L’entreprise individuelle, c’est un peu la porte d’entrée historique de l’entrepreneuriat. Accessible, directe, sans détour. On ne monte pas une boîte, on ne crée pas une personne morale distincte. On agit en son nom propre, avec son patrimoine propre, et une responsabilité qui l’est tout autant. C’est brut. C’est simple. Et c’est aussi, pour beaucoup, le moyen le plus rapide d’avoir un accès à l’entrepreneuriat, sans se noyer dans le formalisme des sociétés commerciales.
Mais commençons par le cœur du sujet : être en entreprise individuelle, c’est être seul à bord. Pas d’associé, pas de capital social à déposer, pas de statuts à rédiger. L’inscription se fait via le guichet unique, et dès que le numéro SIRET est attribué, l’activité peut commencer. Le cadre juridique est donc minimaliste, ce qui en fait une solution de choix pour les freelances, les artisans, les commerçants, et ceux qui testent un projet avant d’envisager de le faire grossir.
Là où la confusion s’installe souvent, c’est que beaucoup assimilent l’entreprise individuelle à la microentreprise. C’est faux. La microentreprise est un régime fiscal et social simplifié qui peut s’appliquer à l’entreprise individuelle, mais on peut très bien être en entreprise individuelle au réel (avec une vraie comptabilité, TVA, amortissements, etc.). Cette distinction est fondamentale, car elle conditionne à la fois la charge administrative, les obligations comptables, et la manière dont on peut faire évoluer l’activité.
Autre point structurant : la responsabilité. Avant 2022, un entrepreneur individuel mettait en jeu l’intégralité de son patrimoine personnel. Depuis la réforme de l’EI, une séparation automatique est instaurée entre les biens professionnels et personnels. C’est mieux. Mais cette protection reste relative : une mauvaise gestion, une dette fiscale, ou une fraude peuvent toujours engager votre responsabilité au-delà du périmètre professionnel. Autrement dit : ce n’est pas parce que c’est simple que c’est sans risque.

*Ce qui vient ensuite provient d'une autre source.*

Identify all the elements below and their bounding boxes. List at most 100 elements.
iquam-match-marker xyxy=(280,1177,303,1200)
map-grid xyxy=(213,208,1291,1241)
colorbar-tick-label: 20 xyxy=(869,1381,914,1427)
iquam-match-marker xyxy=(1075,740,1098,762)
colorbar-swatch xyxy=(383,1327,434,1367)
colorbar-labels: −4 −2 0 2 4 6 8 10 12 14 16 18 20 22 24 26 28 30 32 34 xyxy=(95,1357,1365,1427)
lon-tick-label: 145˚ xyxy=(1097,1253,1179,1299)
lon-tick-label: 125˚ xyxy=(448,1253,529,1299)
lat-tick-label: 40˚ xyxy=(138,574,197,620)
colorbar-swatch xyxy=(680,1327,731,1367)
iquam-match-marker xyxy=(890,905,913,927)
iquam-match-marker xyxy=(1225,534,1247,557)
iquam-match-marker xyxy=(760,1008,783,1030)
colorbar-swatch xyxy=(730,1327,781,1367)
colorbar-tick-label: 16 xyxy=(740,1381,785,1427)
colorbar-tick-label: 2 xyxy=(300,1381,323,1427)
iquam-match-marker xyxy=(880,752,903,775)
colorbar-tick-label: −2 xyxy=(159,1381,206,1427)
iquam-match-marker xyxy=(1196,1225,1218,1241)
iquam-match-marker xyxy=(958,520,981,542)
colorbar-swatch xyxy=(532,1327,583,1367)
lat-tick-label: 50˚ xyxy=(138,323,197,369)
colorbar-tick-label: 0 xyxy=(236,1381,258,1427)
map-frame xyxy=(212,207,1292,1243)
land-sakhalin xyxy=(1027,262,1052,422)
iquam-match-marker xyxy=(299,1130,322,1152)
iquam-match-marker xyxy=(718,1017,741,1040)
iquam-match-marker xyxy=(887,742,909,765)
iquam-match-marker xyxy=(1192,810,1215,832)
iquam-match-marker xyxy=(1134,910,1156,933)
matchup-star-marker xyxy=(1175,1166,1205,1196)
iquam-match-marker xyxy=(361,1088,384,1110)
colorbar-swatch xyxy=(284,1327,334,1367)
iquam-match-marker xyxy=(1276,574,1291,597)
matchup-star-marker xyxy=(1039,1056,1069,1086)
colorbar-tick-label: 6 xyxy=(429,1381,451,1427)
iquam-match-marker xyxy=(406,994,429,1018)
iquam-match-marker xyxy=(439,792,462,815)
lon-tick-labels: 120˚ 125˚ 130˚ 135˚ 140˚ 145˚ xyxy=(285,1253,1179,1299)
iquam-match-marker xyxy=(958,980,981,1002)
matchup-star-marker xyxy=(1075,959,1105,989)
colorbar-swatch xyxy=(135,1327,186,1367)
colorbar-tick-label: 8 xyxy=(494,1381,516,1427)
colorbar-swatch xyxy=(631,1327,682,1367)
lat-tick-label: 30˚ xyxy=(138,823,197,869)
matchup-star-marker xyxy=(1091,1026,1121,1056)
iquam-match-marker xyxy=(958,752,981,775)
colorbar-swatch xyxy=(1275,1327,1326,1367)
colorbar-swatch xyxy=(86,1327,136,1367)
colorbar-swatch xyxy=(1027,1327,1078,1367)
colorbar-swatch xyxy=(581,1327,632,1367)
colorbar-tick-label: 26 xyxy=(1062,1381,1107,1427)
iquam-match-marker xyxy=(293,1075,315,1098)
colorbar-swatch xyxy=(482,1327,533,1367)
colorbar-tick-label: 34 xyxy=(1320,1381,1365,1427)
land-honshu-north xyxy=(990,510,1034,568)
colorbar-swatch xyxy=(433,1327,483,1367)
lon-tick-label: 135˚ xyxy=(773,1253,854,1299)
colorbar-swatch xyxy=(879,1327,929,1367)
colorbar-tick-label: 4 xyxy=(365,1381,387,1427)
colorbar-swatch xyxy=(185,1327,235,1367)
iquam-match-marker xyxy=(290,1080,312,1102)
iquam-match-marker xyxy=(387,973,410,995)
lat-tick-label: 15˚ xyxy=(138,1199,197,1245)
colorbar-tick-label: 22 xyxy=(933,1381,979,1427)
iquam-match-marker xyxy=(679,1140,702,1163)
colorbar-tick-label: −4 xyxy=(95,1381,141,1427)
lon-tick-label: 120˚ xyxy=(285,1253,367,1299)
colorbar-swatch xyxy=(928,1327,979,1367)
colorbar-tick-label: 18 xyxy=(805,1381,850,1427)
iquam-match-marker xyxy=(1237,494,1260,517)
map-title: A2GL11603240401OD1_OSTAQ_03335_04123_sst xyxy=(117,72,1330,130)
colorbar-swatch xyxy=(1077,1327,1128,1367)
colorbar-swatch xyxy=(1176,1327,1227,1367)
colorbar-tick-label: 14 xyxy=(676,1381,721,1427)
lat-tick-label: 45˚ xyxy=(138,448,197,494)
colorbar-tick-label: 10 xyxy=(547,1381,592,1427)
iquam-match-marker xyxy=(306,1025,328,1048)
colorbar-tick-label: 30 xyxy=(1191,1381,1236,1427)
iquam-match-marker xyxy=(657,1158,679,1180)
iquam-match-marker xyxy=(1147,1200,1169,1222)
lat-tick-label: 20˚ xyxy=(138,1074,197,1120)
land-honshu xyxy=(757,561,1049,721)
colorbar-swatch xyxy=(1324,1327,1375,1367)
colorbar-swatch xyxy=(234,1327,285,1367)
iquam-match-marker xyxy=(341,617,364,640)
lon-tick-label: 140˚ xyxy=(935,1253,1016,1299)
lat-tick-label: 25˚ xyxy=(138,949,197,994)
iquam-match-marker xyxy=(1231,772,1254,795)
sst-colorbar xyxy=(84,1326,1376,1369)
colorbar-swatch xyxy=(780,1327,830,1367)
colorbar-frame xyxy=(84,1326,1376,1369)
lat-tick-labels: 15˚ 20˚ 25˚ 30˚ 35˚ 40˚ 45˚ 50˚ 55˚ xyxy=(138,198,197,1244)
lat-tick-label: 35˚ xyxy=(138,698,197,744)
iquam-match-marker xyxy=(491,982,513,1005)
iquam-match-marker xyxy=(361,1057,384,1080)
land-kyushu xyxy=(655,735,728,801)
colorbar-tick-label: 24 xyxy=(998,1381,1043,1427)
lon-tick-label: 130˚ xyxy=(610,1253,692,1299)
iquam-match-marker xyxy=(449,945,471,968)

Sur le plan social, l’entreprise individuelle relève du régime des travailleurs non salariés (TNS). Les cotisations sociales y sont globalement plus faibles qu’en SASU, mais la protection sociale aussi. Moins de couverture en cas d’arrêt maladie, de maternité, ou d’invalidité. Pas d’assurance chômage. C’est un équilibre entre coût et couverture. Il faut savoir ce qu’on perd pour comprendre ce qu’on gagne. Et inversement.
Côté fiscal, l’entrepreneur individuel peut opter pour l’impôt sur le revenu (par défaut) ou, depuis la réforme, pour l’impôt sur les sociétés si l’activité est exercée sous forme d’EIRL (option de plus en plus marginale, voire obsolète depuis l’intégration du statut unique d’entrepreneur individuel). Le revenu professionnel est imposé comme revenu personnel, ce qui peut vite faire grimper la pression fiscale si l’activité décolle. La vigilance est donc de mise dès les premières bonnes années.
Dans les faits, beaucoup de freelances en entreprise individuelle n’ont jamais vu de document comptable structuré. Ils gèrent leur activité à la facture, sans plan de trésorerie, sans compte de résultat, parfois même sans suivi bancaire distinct. Tant que le chiffre d’affaires est modeste, ça passe. Mais dès que les revenus deviennent significatifs, cette légèreté devient une menace. Mauvaise anticipation des cotisations, sous-évaluation des charges, absence de provision pour l’impôt : les retours de bâton sont fréquents.
Et puis il y a la question de l’image. Une entreprise individuelle, c’est votre nom. Vous signez vos devis et vos factures en tant que personne physique. Ça peut convenir dans certains secteurs, mais dans d’autres – notamment dans le conseil B2B ou le numérique – cela peut faire moins sérieux qu’une société, même unipersonnelle. Les clients, souvent à tort, associent “entreprise” à “société”, et une absence de forme juridique visible peut générer des doutes. Là encore, le statut ne fait pas tout, mais il influe sur la manière dont on est perçu.
Enfin, il faut évoquer les alternatives. Beaucoup d’indépendants basculent vers la SASU pour bénéficier d’un régime salarié, ou vers le portage salarial pour sécuriser leur protection sociale tout en conservant l’autonomie commerciale. D’autres montent une EURL pour mieux structurer leur patrimoine ou ouvrir le capital plus tard. L’entreprise individuelle reste donc une bonne solution de départ, mais elle n’est pas toujours durable. C’est un tremplin, pas une fin en soi.